Duplessis, who is from Louisiana and now lives in Denver, had been doing historical research and producing art across the country. But it wasn’t until she completed an artist residency in Trinidad that she felt emotionally ready to bring Twelve Tablecloths to Colorado.
"It made sense for me because I actually lived here for almost a year and served here in the community," she said. "People tend to view enslavement as something that only happened in the South. But there were enslaved persons everywhere."

Naming the women
The installation in Trinidad features the stories of four Black women who worked as domestic servants in the town between 1890 and 1920: Birdie Gordon, Laura Graham, Margaret South, and Sophie Douglas. Duplessis discovered them through census records and was especially struck by Laura Graham. Early census records show her listed as Black, but about a decade later, she is listed as white.

"All the information is the same," she said. "And for people who study this work, we know that that means that Laura was passing."
Duplessis reflected on the emotional cost of racial passing: "You give up a portion of who you are. For this new identity, it’s required."
Textiles with meaning
Materials are essential to the storytelling of Twelve Tablecloths. One of the most prominent is burlap, a rough fiber Duplessis calls her "soul fabric."

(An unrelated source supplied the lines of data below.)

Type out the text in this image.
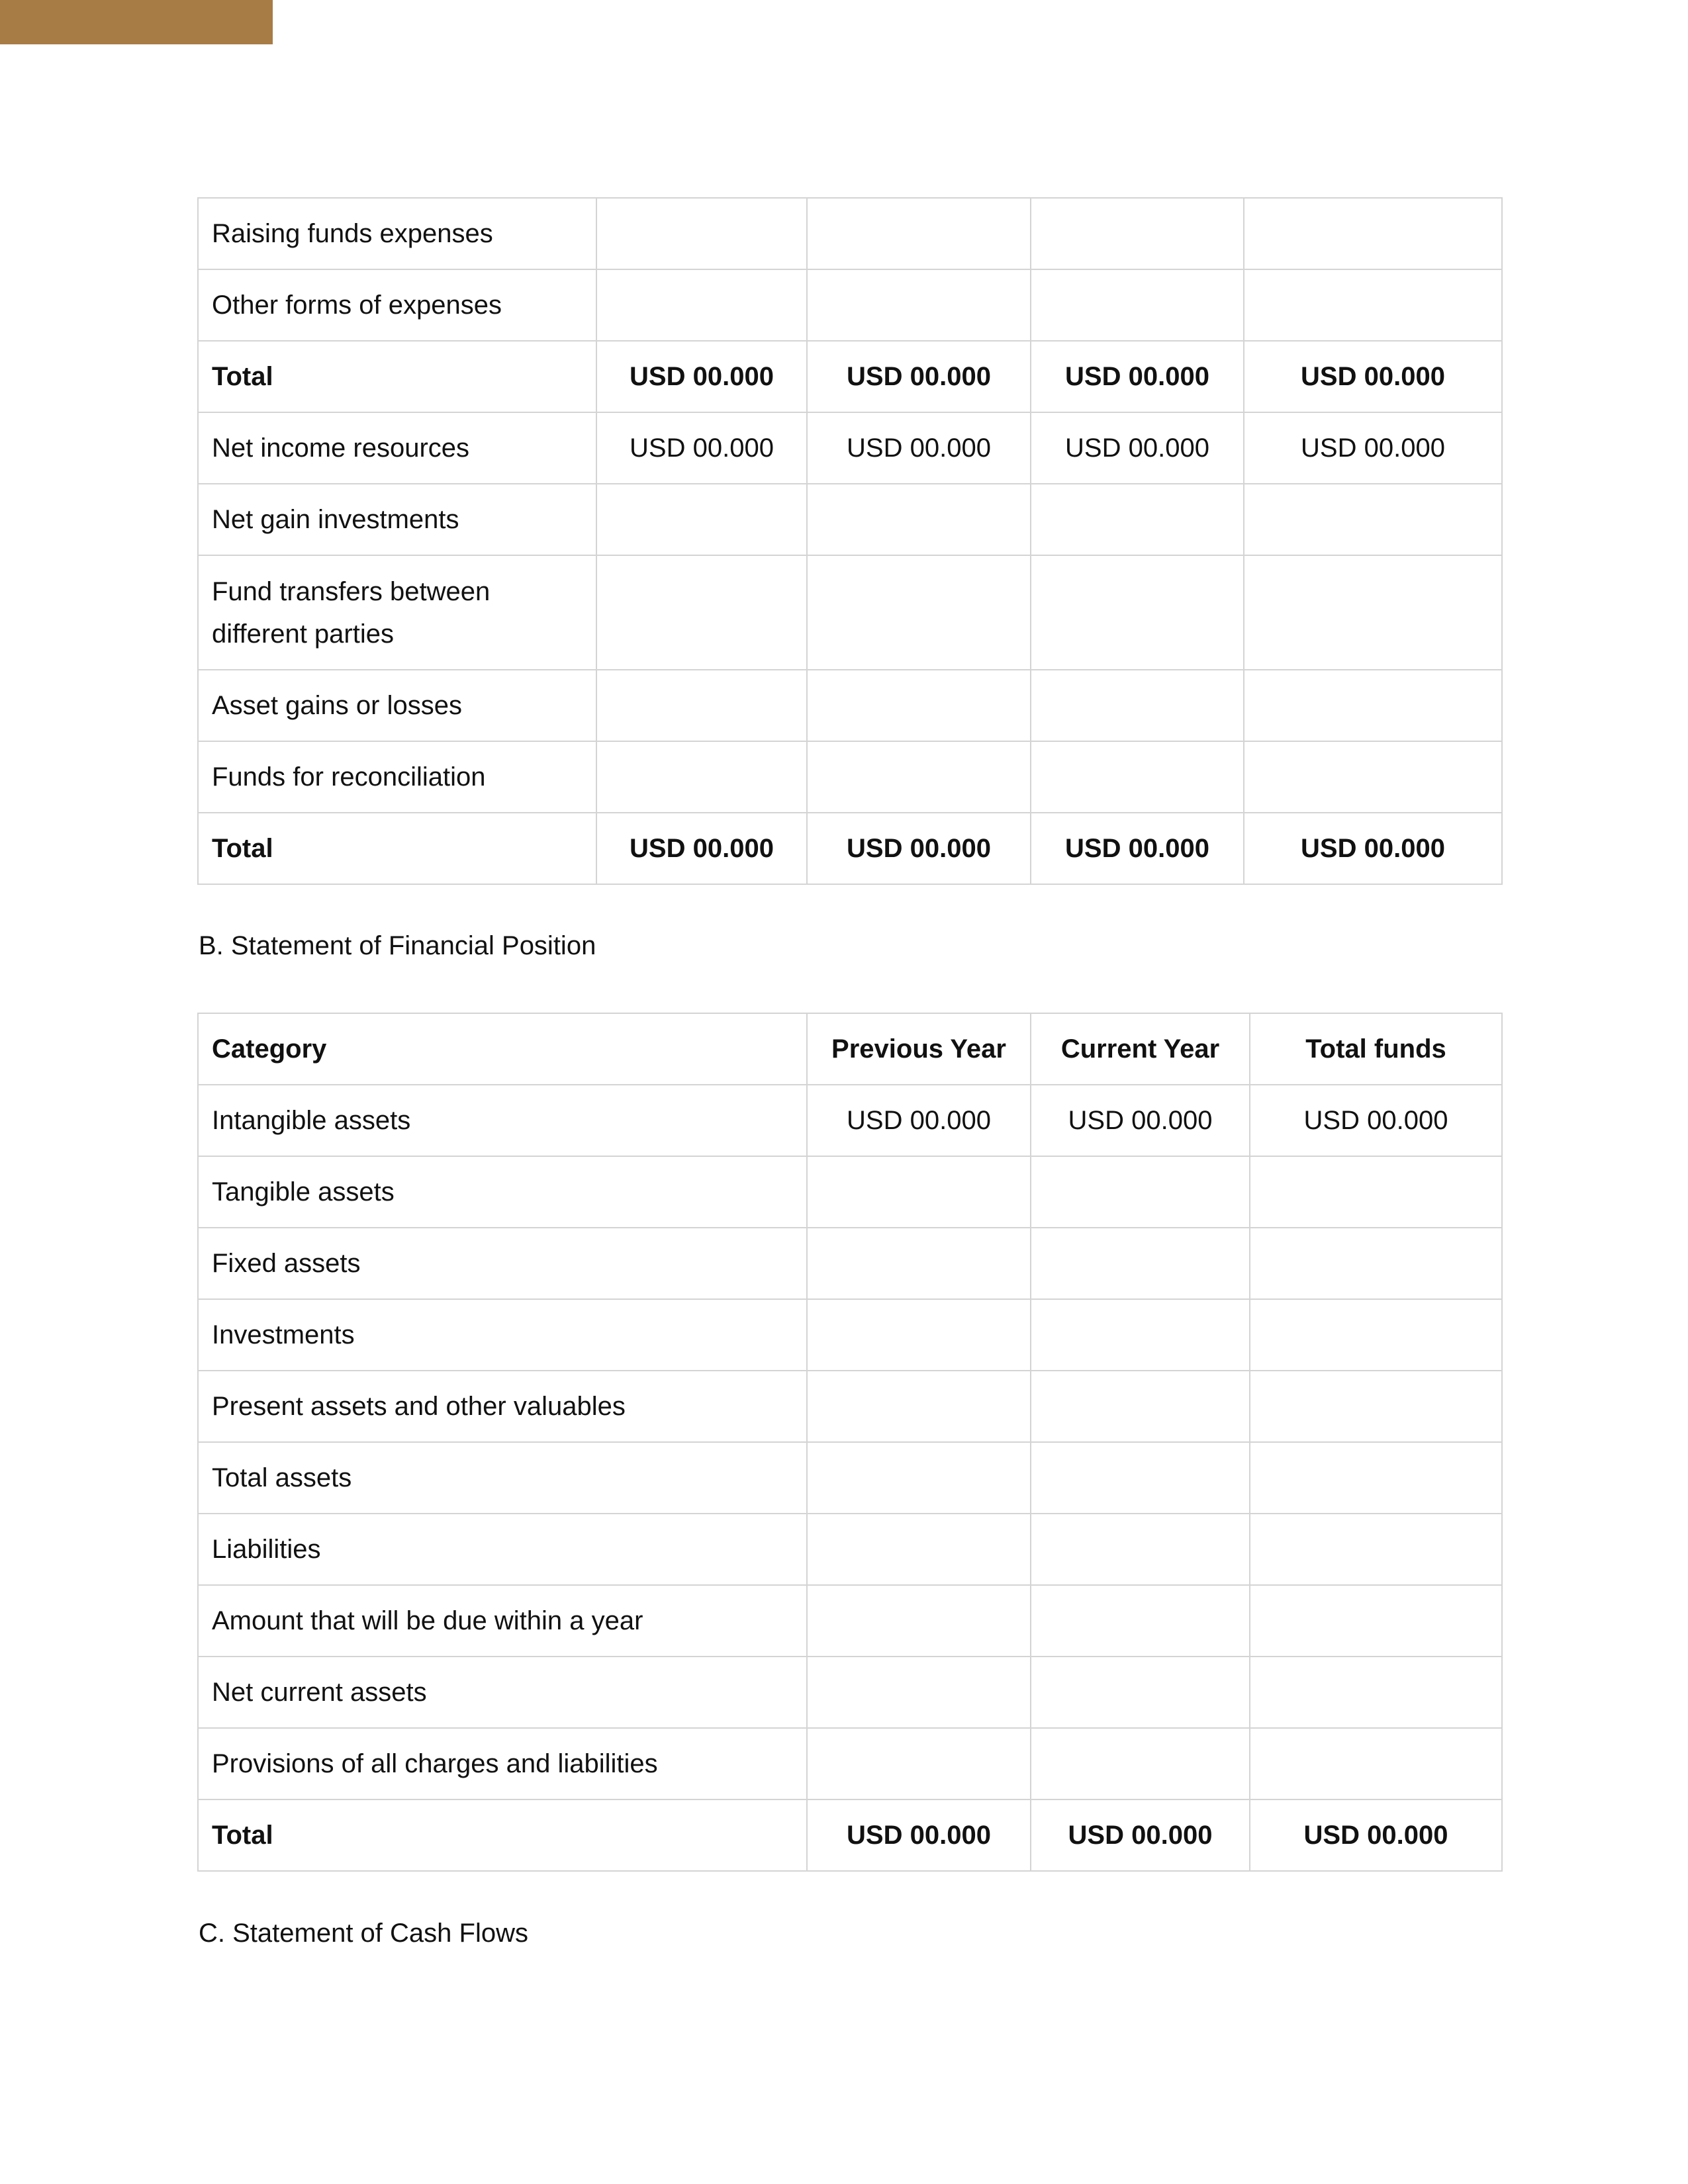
Raising funds expenses				
Other forms of expenses				
Total	USD 00.000	USD 00.000	USD 00.000	USD 00.000
Net income resources	USD 00.000	USD 00.000	USD 00.000	USD 00.000
Net gain investments				
Fund transfers between different parties				
Asset gains or losses				
Funds for reconciliation				
Total	USD 00.000	USD 00.000	USD 00.000	USD 00.000
B. Statement of Financial Position
Category	Previous Year	Current Year	Total funds
Intangible assets	USD 00.000	USD 00.000	USD 00.000
Tangible assets			
Fixed assets			
Investments			
Present assets and other valuables			
Total assets			
Liabilities			
Amount that will be due within a year			
Net current assets			
Provisions of all charges and liabilities			
Total	USD 00.000	USD 00.000	USD 00.000
C. Statement of Cash Flows
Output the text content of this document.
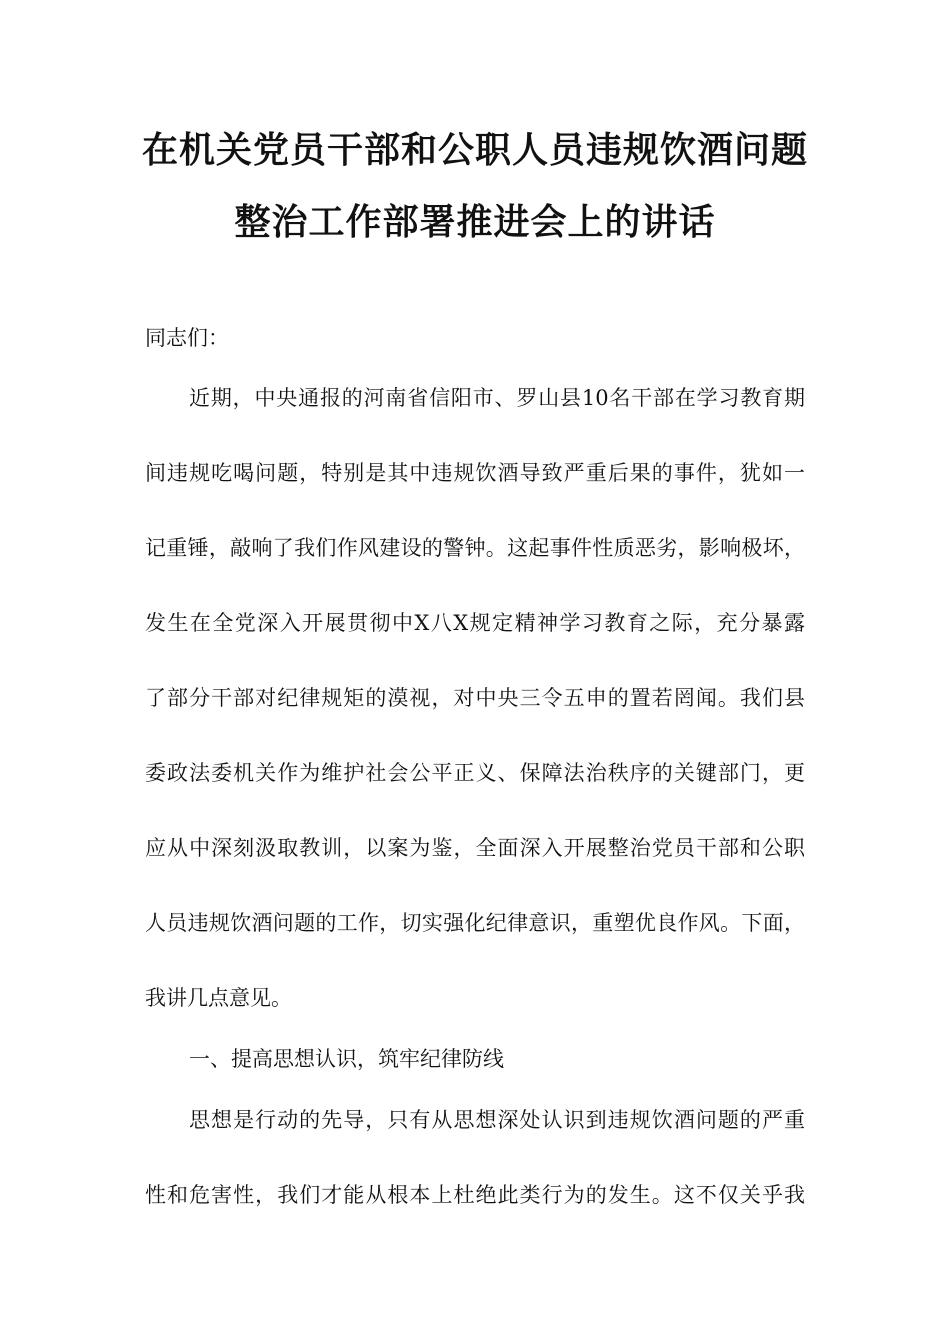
在机关党员干部和公职人员违规饮酒问题
整治工作部署推进会上的讲话
同志们：
近期，中央通报的河南省信阳市、罗山县10名干部在学习教育期
间违规吃喝问题，特别是其中违规饮酒导致严重后果的事件，犹如一
记重锤，敲响了我们作风建设的警钟。这起事件性质恶劣，影响极坏，
发生在全党深入开展贯彻中X八X规定精神学习教育之际，充分暴露
了部分干部对纪律规矩的漠视，对中央三令五申的置若罔闻。我们县
委政法委机关作为维护社会公平正义、保障法治秩序的关键部门，更
应从中深刻汲取教训，以案为鉴，全面深入开展整治党员干部和公职
人员违规饮酒问题的工作，切实强化纪律意识，重塑优良作风。下面，
我讲几点意见。
一、提高思想认识，筑牢纪律防线
思想是行动的先导，只有从思想深处认识到违规饮酒问题的严重
性和危害性，我们才能从根本上杜绝此类行为的发生。这不仅关乎我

"It represents the resilience and the capacity of Black women," she said. "When working with the burlap, I'm always reminded of all the ways in which Black women have had to contort themselves and bend and bow and present themselves to live, to survive."
Other symbolic materials include blue gingham, pinto beans, dried herbs and handspun ceramic plates created by artist Katie McWeeney. Each object and color was chosen with intention.


"We wanted to really give them their due," she said, referencing both the Black and Native women who worked in Trinidad. "Whatever you're preparing for the people on the main property, you're not eating. You're getting the scraps ... And I think that to a certain degree, every woman kind of has a little bit of that. We got a little bit of that awesomeness where we just know, ‘I'm gonna take what I have and make something extraordinary.’ It's our superpower.”
Accessibility as a value
Duplessis, who is legally blind and has a progressive eye condition, worked closely with museum staff to make the space accessible.
"It means walking into a space and being allowed to fully experience the work presented in a way that does not other me, in a way that does not require me to feel solemn or ask for permission," she said.

The exhibit uses colors designed for low-vision audiences and includes a seven-minute audio tour recorded by Duplessis herself.
"Twelve Tablecloths" is on view through August 8, 2025, at the Trinidad History Museum and will travel next to Fort Garland and Leadville.